The President Who Won’t Negotiate
There’s at least one virtue of having
a president who has occupied senior federal office for all but four years of the last half century—and who supported massive government expansion even during the brief period when he was not occupying federal office. Joe Biden cannot reasonably blame predecessors for the federal debt pile that is now larger than the entire U.S. economy.
According to the Treasury,
more than 90% of U.S. government debt has accumulated since Mr. Biden joined the Senate in January of 1973. Over his decades in Congress and in the White House—and of course as the shutdown candidate of 2020—Mr. Biden has been a consistent advocate for higher federal spending.
Can you name anyone who bears more responsibility than our president for the staggering debt burden now being imposed upon America’s children? Beyond Mr. Biden’s Senate body of work and his presidential spending blowout for a pandemic emergency that had already ended, there are also the specific policies on student loans that recently accelerated the speed at which Washington collided with the statutory debt limit.
Now the president wants to rewrite the law to increase this debt limit but he currently lacks the necessary votes in either house of Congress.
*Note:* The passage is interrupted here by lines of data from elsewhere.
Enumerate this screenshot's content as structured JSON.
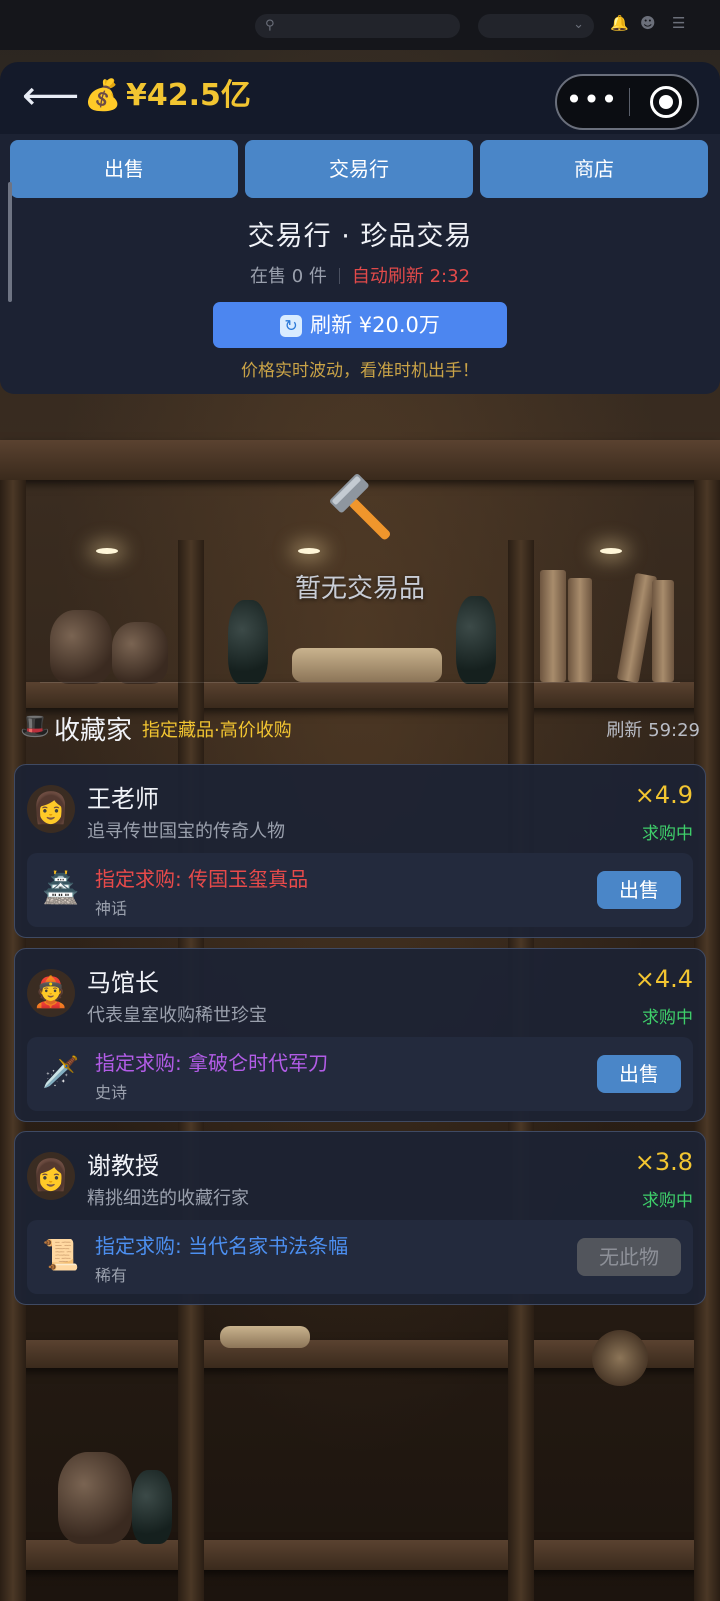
{
  "system_bar": {
    "search_icon": "search-icon",
    "dropdown_icon": "chevron-down-icon",
    "icons": [
      "bell-icon",
      "user-icon",
      "menu-icon"
    ]
  },
  "header": {
    "back_icon": "arrow-left-icon",
    "money_icon": "money-bag-icon",
    "money": "¥42.5亿",
    "capsule_more": "•••",
    "capsule_record_icon": "record-icon"
  },
  "tabs": [
    "出售",
    "交易行",
    "商店"
  ],
  "market": {
    "title": "交易行 · 珍品交易",
    "on_sale": "在售 0 件",
    "auto_refresh": "自动刷新 2:32",
    "refresh_label": "刷新 ¥20.0万",
    "refresh_icon": "refresh-icon",
    "hint": "价格实时波动，看准时机出手！",
    "empty_icon": "hammer-icon",
    "empty_text": "暂无交易品"
  },
  "collectors": {
    "icon": "top-hat-icon",
    "title": "收藏家",
    "subtitle": "指定藏品·高价收购",
    "timer": "刷新 59:29",
    "buyers": [
      {
        "avatar": "👩",
        "name": "王老师",
        "desc": "追寻传世国宝的传奇人物",
        "multiplier": "×4.9",
        "status": "求购中",
        "item_icon": "jade-seal-icon",
        "request": "指定求购: 传国玉玺真品",
        "request_color": "#e84a4a",
        "rarity": "神话",
        "action": "出售"
      },
      {
        "avatar": "👲",
        "name": "马馆长",
        "desc": "代表皇室收购稀世珍宝",
        "multiplier": "×4.4",
        "status": "求购中",
        "item_icon": "saber-icon",
        "request": "指定求购: 拿破仑时代军刀",
        "request_color": "#b25ce6",
        "rarity": "史诗",
        "action": "出售"
      },
      {
        "avatar": "👩",
        "name": "谢教授",
        "desc": "精挑细选的收藏行家",
        "multiplier": "×3.8",
        "status": "求购中",
        "item_icon": "calligraphy-scroll-icon",
        "request": "指定求购: 当代名家书法条幅",
        "request_color": "#4c8ff0",
        "rarity": "稀有",
        "action": "无此物"
      }
    ]
  },
  "colors": {
    "gold": "#f2c531",
    "accent_blue": "#4a86c8",
    "refresh_blue": "#4c86f0",
    "alert_red": "#e24a4a",
    "status_green": "#3ecf6a"
  }
}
Normally when a president believes a change in law is necessary but faces opposition among the people’s representatives, he undertakes what is called a negotiation.
But Mr. Biden refuses and insists that lawmakers must allow federal debt to continue to rise without any reform of federal spending.
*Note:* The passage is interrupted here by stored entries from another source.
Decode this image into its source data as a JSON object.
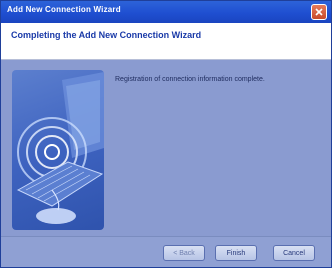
{
  "window": {
    "title": "Add New Connection Wizard"
  },
  "header": {
    "title": "Completing the Add New Connection Wizard"
  },
  "content": {
    "message": "Registration of connection information complete."
  },
  "buttons": {
    "back": "< Back",
    "finish": "Finish",
    "cancel": "Cancel"
  },
  "colors": {
    "titlebar": "#1f4fd1",
    "header_title": "#1a3aa8",
    "content_bg": "#8a9bd0"
  },
  "icons": {
    "close": "close-icon",
    "illustration": "network-computer-illustration"
  }
}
Consistent with his Beltway history, he seems to be making no effort at all to restore sound fiscal policy. The Committee for a Responsible Federal Budget notes today:
Press reports indicate that President Biden’s Fiscal Year 2024 budget will be submitted this March,
well after the statutory deadline of the first Monday in February. This is the third year in a row that the President has missed the budget submission deadline, and it likely means that the rest of the Congressional budget process will be delayed.
Whenever the Biden budget arrives, don’t expect it to include sensible spending restraints.